Melissa M. Wilcox explores the complex spiritual lives of queer women in the Los Angeles area. She takes the reader on a tour of a colorful array of religious and secular groups that serve as spiritual resources for these women―from the well-known Metropolitan Community Churches to Wiccan covens, from the Gay and Lesbian Sierrans to the Sisters of Perpetual Indulgence. Arguing that these women's stories are exemplary cases of postmodern patterns of religious identity, belief, and practice, Wilcox offers a nuanced analysis of contemporary Western spirituality and selfhood, and a detailed exploration of the history of queer religious organizing in Los Angeles. Queer Women and Religious Individualism is important reading for scholars in religious studies, sociology, women's studies, and LGBT studies.
Melissa M. Wilcox is Professor and Holstein Family and Community Chair of Religious Studies at the University of California, Riverside. She is the author of Queer Women and Religious Individualism, winner of the 2010 Book Award of the ASA’s Sociology of Religion Section.
A classic in the field(s) of queer/trans religious studies—despite its seeming obscurity, at least in terms of Goodreads stats. As another reviewer mentioned, indeed a formative and worthwhile study that, in its structure and methods, needs repeating in view of shifting relationships between LGBTQ+ folks and religiosity in the US today.
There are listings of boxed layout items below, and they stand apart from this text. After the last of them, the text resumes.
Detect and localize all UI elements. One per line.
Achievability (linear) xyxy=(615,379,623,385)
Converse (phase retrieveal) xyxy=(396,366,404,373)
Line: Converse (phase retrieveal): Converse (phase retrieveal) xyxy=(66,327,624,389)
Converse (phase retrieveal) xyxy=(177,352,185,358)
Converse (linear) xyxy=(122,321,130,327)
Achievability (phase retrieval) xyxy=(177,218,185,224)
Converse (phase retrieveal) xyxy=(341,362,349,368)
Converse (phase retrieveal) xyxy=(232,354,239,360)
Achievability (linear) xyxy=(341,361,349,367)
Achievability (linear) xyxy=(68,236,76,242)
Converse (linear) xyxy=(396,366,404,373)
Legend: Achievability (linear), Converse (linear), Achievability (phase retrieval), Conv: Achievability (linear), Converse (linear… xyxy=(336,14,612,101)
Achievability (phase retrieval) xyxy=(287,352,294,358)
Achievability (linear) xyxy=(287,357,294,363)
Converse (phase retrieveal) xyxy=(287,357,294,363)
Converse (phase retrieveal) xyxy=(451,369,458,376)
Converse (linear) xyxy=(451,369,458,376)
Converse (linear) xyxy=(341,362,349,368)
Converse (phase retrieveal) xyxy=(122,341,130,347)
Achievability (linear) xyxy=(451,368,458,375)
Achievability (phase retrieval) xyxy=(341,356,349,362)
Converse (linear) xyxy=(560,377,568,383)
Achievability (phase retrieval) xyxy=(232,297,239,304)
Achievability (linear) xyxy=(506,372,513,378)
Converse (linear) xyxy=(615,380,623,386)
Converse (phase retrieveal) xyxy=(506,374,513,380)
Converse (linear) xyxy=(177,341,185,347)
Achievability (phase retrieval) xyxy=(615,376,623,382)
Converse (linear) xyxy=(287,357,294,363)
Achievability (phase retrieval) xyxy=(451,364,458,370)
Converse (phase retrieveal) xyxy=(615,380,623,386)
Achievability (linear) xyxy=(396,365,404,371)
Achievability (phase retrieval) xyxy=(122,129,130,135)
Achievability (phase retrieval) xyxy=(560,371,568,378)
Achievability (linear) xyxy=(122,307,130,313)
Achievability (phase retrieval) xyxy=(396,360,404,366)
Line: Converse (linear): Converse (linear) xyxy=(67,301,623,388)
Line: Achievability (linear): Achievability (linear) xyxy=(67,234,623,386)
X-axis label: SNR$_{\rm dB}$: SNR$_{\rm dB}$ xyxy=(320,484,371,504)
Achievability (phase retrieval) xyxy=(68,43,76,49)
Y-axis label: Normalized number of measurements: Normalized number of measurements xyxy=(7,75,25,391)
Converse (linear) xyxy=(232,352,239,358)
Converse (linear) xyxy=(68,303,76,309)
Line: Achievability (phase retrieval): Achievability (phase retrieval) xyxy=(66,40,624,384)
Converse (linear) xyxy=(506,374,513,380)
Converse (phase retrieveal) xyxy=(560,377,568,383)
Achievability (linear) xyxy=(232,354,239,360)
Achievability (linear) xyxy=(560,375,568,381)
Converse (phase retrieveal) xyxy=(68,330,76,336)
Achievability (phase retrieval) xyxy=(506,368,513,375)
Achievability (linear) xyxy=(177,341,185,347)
A brilliant, interview-based study of the religious lives of queer women in LA. The narrative is beautifully and accessibly written, with a great balance of exposition and analysis. I appreciated the grounding of the individual spiritual lives in institutional settings in many cases (also what Nancy Ammerman has since argued). The only reason for not giving it 5 stars is the tendency to talk about frequencies in a 'sample' where those mean little. Nevertheless, Wilcox is very careful to avoid generalising from the sample, it's just the style of arguing from qualitative data that I find problematic. That said, the projections/extrapolations in the conclusion chapter are plausible and convincing. This is one of the studies that one would like to see repeated, as much has happened in religion and the LGBT community in the 20 years since the fieldwork was done.